Side-by-side comparison

Aspect DuckDB Arrow + DataFusion
Binary datapress-duckdb datapress-datafusion
Storage Reads parquet on demand Materialises into RecordBatches in RAM
Equality index ([dataset.index]) Ignored auto / none / list
lazy = true Allowed, redundant Registers a ListingTable
Startup time Sub-second on huge datasets Proportional to dataset size + index width
RAM footprint Just DuckDB Resident Arrow + index maps
Point-lookup latency DuckDB SQL (parallel hash) O(1) via equality index on eq / in
Range / LIKE / is_null SQL path SQL path (DataFusion)
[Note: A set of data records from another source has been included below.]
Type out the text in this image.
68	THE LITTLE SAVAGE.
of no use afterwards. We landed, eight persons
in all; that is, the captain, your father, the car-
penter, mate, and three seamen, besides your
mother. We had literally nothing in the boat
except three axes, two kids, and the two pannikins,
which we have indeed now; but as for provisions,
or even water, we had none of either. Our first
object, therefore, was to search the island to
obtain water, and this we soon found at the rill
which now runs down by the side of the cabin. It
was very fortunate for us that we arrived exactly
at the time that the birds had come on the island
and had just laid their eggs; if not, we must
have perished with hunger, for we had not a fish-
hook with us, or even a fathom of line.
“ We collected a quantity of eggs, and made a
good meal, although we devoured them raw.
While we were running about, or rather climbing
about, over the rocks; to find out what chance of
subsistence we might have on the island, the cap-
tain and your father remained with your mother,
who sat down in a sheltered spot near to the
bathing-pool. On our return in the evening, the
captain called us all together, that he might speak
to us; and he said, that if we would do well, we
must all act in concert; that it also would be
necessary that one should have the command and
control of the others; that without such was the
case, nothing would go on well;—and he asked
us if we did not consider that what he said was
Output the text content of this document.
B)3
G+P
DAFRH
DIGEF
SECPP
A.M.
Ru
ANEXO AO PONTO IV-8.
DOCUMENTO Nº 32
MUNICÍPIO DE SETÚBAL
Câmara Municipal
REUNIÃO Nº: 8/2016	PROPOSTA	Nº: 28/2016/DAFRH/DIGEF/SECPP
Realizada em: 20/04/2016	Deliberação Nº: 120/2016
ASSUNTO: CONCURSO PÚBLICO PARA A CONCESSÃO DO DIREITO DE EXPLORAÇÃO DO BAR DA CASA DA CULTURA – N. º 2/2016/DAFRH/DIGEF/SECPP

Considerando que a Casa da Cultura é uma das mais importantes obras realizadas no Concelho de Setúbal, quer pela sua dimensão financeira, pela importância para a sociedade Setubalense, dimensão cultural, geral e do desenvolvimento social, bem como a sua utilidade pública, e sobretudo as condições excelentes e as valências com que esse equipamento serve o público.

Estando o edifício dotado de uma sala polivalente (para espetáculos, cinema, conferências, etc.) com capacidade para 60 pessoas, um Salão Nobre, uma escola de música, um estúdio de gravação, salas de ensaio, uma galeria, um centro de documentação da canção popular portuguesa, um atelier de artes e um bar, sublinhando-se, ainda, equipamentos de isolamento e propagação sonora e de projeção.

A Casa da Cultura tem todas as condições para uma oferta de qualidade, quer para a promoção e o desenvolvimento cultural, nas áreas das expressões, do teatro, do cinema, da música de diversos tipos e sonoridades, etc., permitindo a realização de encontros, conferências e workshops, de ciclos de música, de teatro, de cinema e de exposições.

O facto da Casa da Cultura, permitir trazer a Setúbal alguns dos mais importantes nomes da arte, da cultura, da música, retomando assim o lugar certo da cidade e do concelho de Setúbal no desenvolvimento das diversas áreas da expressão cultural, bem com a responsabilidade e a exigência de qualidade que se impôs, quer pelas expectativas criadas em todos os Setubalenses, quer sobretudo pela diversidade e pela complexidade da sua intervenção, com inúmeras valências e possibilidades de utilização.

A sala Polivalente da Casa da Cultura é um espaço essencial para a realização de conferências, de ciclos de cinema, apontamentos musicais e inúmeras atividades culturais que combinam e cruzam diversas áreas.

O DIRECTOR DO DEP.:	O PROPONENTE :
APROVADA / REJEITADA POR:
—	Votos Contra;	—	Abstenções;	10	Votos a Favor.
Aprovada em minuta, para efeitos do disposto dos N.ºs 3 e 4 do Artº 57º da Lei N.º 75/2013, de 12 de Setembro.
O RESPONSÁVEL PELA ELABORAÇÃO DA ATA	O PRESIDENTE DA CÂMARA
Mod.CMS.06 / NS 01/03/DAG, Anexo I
Sort / group_by / distinct SQL path SQL path
Arrow IPC responses ✅ native query_arrow ✅ from resident chunks, zero-copy
Hot reload (/reload) ✅ DuckDB transactional replace ArcSwap double-buffer swap
Delta support ✅ via delta extension ✅ via deltalake crate
S3 support ✅ via httpfs ✅ via object_store
Best for Huge or growing datasets, full SQL Hot, RAM-resident data with indexed point queries

The HTTP request and response shapes are identical, so you can A/B both backends against the same client.